You know how sometimes you look at the weekend forecast on Thursday morning and you see that it will be sunny until early next week and then you look out the window to see it is pitch black and hailing?
My forecast was going to predict some OS updates that included the fixes for the OS side of the CPU vulnerabilities that were identified late last year. Then I saw the swarm of emails, posts, and alerts from internal and external sources telling me that Microsoft had released security updates late last night. My prediction was a little off. Some of it came in early.
Meltdown and Spectre
Microsoft released regular patches for Windows 10, Server 2016, IE, Edge, SQL Server and security-only patches for Windows 7, Win 8.1, Server 2008 and Server 2012. The updates resolve 32 unique 2018 CVEs and an additional three 2017 CVEs relating to the recent CPU vulnerabilities. More details on the advisory can be found here. Keep reading as there is a pretty significant known issue with rolling out the updates!
A few things are noteworthy about the two CPU vulnerabilities: Meltdown and Spectre. Just applying the OS updates is not enough as that will only resolve the Meltdown vulnerability. Spectre is apparently going to be a more difficult issue to resolve. There should be firmware updates forthcoming that will be required to resolve the Spectre vulnerability. Similarly, there have been releases from Apple and some Linux distributions to resolve the Meltdown vulnerability, but some updates are yet to release. Apple, for instance, has updated OSX 10.13.2, but is still working on updates for earlier versions.
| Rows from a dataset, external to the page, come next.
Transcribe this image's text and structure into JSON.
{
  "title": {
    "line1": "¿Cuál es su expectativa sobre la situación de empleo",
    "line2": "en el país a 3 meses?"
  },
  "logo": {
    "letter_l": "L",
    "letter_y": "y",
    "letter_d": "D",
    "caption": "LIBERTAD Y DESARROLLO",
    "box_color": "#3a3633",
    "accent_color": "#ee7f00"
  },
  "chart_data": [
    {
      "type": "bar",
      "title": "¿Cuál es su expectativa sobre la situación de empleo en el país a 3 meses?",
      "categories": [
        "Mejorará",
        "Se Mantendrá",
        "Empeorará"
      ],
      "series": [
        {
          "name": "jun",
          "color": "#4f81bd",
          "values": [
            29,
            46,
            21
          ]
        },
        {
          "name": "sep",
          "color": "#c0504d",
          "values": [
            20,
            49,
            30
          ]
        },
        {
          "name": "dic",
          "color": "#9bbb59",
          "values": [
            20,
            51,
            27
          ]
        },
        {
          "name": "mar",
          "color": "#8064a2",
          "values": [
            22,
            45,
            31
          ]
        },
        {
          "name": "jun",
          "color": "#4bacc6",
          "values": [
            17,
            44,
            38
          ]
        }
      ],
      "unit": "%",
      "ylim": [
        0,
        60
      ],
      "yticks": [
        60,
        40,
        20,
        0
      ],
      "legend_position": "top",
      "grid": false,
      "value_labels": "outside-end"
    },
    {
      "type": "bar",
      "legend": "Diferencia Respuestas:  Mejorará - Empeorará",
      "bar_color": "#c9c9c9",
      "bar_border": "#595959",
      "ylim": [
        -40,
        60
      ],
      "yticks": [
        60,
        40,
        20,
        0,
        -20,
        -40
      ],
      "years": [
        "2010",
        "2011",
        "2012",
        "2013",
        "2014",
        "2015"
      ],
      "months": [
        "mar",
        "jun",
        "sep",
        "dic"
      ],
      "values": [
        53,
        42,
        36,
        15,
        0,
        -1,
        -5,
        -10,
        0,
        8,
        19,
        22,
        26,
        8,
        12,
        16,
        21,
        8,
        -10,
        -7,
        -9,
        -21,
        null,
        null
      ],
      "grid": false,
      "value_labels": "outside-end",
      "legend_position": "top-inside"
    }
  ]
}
There are currently no actively detected exploits of these vulnerabilities in the wild, but there is plenty of Proof of Concept code that has been used to demonstrate how to exploit them.
There are reports of BSOD and other crashes and conflicts when pushing the January 3rd OS update to systems.
Reports have come in on PatchManagment.org and other sources regarding crashes and blue screens on systems. The cause is an ALLOW REGKEY change that your AV vendor needs to make or the patch will conflict with the AV installed on your systems. Some of the AV vendors have already made updates available; others are going to lag into next week. Some have not responded with a fix or a tentative date for a fix. Our recommendation: test thoroughly before pushing out to production.
Microsoft is going to block the patch if the registry key in the article is not present. Ivanti will be following a similar strategy to ensure systems are not negatively impacted. To get the update in place in a timely manner you should make sure your AV vendor (and other security software) are compatible with the fix and make sure all systems have updated definitions\fixes in place so you receive the OS update without delay.
Forecast for January 2018 Patch Tuesday
- Microsoft will release additional updates on patch Tuesday for applications like Office and .Net.
- We can likely expect an update from Adobe for Flash Player (11 of 12 Patch Tuesdays in 2017 had one).
- We have not seen an Adobe Reader update since November, so there is a possibility for one either this month or next.
- Oracle will have their quarterly CPU this month, but that will fall on the 16th per their release cadence. Expect updates to JDK, JRE and many other Oracle products.
- Mozilla released an update in early December, but given that they have discovered methods for web-based exploitation of Meltdown\Spectre you should be on the lookout for the next Mozilla release.
- Chrome is likely due for an update. It has been a few weeks since we have seen one from them and also with the possibility of Meltdown\Spectre exploit through the browser they may need to release some resolutions for those vulnerabilities.
- This Mozilla finding could mean an additional IE\Edge release will be needed in the future as well.